Alsuwairi Feda A, Alsaleh Asma N, Alsanea Madain S, Al-Qahtani Ahmed A, Obeid Dalia, Almaghrabi Reem S, Alahideb Basma M, AlAbdulkareem Maha A, Mutabagani Maysoon S, Althawadi Sahar I, Altamimi Sara A, Alshukairi Abeer N, Alhamlan Fatimah S
Department of Infection and Immunity, King Faisal Specialist Hospital and Research Center, Riyadh 11211, Saudi Arabia.
Botany and Microbiology Department, College of Science, King Saud University, Riyadh 11451, Saudi Arabia.
Microorganisms. 2023 May 15;11(5):1288. doi: 10.3390/microorganisms11051288.
SARS-CoV-2 genomic mutations outside the spike protein that may increase transmissibility and disease severity have not been well characterized. This study identified mutations in the nucleocapsid protein and their possible association with patient characteristics. We analyzed 695 samples from patients with confirmed COVID-19 in Saudi Arabia between 1 April 2021, and 30 April 2022. Nucleocapsid protein mutations were identified through whole genome sequencing. 𝜒 tests and tests assessed associations between mutations and patient characteristics. Logistic regression estimated the risk of intensive care unit (ICU) admission or death. Of the 60 mutations identified, R203K was the most common, followed by G204R, P13L, E31del, R32del, and S33del. These mutations were associated with reduced risk of ICU admission. P13L, E31del, R32del, and S33del were also associated with reduced risk of death. By contrast, D63G, R203M, and D377Y were associated with increased risk of ICU admission. Most mutations were detected in the SR-rich region, which was associated with low risk of death. The C-tail and central linker regions were associated with increased risk of ICU admission, whereas the N-arm region was associated with reduced ICU admission risk. Consequently, mutations in the N protein must be observed, as they may exacerbate viral infection and disease severity. Additional research is needed to validate the mutations' associations with clinical outcomes.

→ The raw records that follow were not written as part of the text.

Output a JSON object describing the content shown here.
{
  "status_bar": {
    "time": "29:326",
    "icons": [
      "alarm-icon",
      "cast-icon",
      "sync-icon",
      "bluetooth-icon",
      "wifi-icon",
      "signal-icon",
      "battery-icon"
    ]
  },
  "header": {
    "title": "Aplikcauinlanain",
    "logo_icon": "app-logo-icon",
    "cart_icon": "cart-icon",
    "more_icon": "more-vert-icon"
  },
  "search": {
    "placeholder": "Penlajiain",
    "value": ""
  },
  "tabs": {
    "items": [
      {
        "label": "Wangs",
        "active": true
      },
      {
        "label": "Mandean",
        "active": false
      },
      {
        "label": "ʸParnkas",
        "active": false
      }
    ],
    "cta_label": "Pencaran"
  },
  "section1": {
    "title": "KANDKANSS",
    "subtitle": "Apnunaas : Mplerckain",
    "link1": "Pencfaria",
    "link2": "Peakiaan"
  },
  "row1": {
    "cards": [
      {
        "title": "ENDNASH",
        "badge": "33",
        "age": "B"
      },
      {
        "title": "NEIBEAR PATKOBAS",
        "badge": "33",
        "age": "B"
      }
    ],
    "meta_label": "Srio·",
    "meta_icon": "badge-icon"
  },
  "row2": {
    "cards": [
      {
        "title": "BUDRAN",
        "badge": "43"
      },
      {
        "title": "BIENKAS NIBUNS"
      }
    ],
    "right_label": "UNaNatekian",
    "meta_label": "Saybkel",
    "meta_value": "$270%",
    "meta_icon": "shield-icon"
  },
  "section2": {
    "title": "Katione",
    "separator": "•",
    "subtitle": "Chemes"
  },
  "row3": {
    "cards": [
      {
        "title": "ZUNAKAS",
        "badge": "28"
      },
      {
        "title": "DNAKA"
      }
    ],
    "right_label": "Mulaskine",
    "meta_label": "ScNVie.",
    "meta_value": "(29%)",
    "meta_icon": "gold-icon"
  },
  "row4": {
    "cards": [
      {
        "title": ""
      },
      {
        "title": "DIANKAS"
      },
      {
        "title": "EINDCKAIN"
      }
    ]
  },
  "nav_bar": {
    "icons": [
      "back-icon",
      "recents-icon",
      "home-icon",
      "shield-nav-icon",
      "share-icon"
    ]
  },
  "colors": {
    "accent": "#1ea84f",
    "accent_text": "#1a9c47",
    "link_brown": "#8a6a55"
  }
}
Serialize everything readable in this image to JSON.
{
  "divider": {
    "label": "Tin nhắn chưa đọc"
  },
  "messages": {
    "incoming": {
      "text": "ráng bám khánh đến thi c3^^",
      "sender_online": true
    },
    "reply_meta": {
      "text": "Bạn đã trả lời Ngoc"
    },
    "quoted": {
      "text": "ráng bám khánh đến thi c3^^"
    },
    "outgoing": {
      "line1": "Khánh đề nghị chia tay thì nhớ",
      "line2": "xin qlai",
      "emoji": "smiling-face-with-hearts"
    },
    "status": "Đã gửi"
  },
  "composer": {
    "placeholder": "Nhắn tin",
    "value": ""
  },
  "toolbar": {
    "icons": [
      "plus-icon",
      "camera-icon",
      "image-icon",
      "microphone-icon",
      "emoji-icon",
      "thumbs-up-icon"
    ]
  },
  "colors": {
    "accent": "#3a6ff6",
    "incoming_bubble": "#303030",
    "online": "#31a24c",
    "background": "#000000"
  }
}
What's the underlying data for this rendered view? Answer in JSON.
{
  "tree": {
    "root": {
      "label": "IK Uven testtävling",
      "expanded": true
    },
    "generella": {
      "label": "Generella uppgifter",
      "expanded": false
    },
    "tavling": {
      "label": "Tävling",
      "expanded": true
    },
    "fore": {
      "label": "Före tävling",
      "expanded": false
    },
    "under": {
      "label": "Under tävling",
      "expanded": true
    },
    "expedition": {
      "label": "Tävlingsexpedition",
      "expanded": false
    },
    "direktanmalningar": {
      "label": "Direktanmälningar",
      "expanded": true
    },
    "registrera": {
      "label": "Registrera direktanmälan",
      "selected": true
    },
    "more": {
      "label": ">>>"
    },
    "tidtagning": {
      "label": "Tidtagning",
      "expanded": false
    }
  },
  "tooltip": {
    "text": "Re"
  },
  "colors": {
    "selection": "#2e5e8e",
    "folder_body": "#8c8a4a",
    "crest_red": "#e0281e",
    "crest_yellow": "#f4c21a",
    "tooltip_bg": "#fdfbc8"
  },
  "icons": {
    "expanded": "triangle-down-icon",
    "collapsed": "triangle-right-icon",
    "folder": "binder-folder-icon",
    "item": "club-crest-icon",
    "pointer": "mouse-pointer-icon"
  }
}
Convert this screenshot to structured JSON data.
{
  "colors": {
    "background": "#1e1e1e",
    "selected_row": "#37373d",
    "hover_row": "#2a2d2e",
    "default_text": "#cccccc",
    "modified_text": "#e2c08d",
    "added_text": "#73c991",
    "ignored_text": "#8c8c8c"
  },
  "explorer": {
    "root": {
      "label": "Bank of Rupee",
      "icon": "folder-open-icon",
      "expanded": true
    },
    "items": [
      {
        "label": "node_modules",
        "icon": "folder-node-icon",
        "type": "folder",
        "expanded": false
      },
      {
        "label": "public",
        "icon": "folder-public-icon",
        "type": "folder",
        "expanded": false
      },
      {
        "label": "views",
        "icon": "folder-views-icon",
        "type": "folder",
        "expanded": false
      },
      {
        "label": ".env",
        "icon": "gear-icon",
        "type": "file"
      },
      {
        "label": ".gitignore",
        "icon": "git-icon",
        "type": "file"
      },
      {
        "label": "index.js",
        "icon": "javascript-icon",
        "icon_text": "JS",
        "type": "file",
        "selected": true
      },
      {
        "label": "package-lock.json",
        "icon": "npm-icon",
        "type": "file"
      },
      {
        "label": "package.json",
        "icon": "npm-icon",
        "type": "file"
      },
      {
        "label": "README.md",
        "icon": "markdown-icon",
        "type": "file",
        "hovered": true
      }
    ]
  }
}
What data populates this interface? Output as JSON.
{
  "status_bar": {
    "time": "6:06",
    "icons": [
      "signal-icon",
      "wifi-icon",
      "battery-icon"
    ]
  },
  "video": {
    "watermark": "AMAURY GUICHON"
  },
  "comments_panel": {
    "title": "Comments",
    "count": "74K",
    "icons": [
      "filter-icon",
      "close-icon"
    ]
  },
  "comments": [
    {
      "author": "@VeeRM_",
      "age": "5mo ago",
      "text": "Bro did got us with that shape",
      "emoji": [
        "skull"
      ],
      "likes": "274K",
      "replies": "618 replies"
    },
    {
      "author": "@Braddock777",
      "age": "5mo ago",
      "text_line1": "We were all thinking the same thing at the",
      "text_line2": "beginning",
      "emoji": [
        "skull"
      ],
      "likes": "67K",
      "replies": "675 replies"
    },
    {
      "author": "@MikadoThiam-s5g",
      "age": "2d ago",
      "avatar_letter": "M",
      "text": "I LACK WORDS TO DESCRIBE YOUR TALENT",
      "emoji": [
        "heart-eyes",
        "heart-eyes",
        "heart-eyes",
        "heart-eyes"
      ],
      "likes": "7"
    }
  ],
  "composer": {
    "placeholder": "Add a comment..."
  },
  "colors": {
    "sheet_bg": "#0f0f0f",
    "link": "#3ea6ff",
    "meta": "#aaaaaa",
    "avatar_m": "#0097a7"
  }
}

严重急性呼吸综合征冠状病毒2(SARS-CoV-2)刺突蛋白以外可能增加传播性和疾病严重程度的基因组突变尚未得到充分表征。本研究鉴定了核衣壳蛋白中的突变及其与患者特征的可能关联。我们分析了2021年4月1日至2022年4月30日期间沙特阿拉伯695例确诊新型冠状病毒肺炎(COVID-19)患者的样本。通过全基因组测序鉴定核衣壳蛋白突变。卡方检验和其他检验评估了突变与患者特征之间的关联。逻辑回归估计了入住重症监护病房(ICU)或死亡的风险。在鉴定出的60种突变中,R203K最为常见,其次是G204R、P13L、E31del、R32del和S33del。这些突变与入住ICU风险降低相关。P13L、E31del、R32del和S33del也与死亡风险降低相关。相比之下,D63G、R203M和D377Y与入住ICU风险增加相关。大多数突变在富含丝氨酸(SR)的区域被检测到,该区域与低死亡风险相关。C末端和中央连接区与入住ICU风险增加相关,而N臂区与入住ICU风险降低相关。因此,必须观察核蛋白中的突变,因为它们可能会加剧病毒感染和疾病严重程度。需要进一步的研究来验证这些突变与临床结局之间的关联。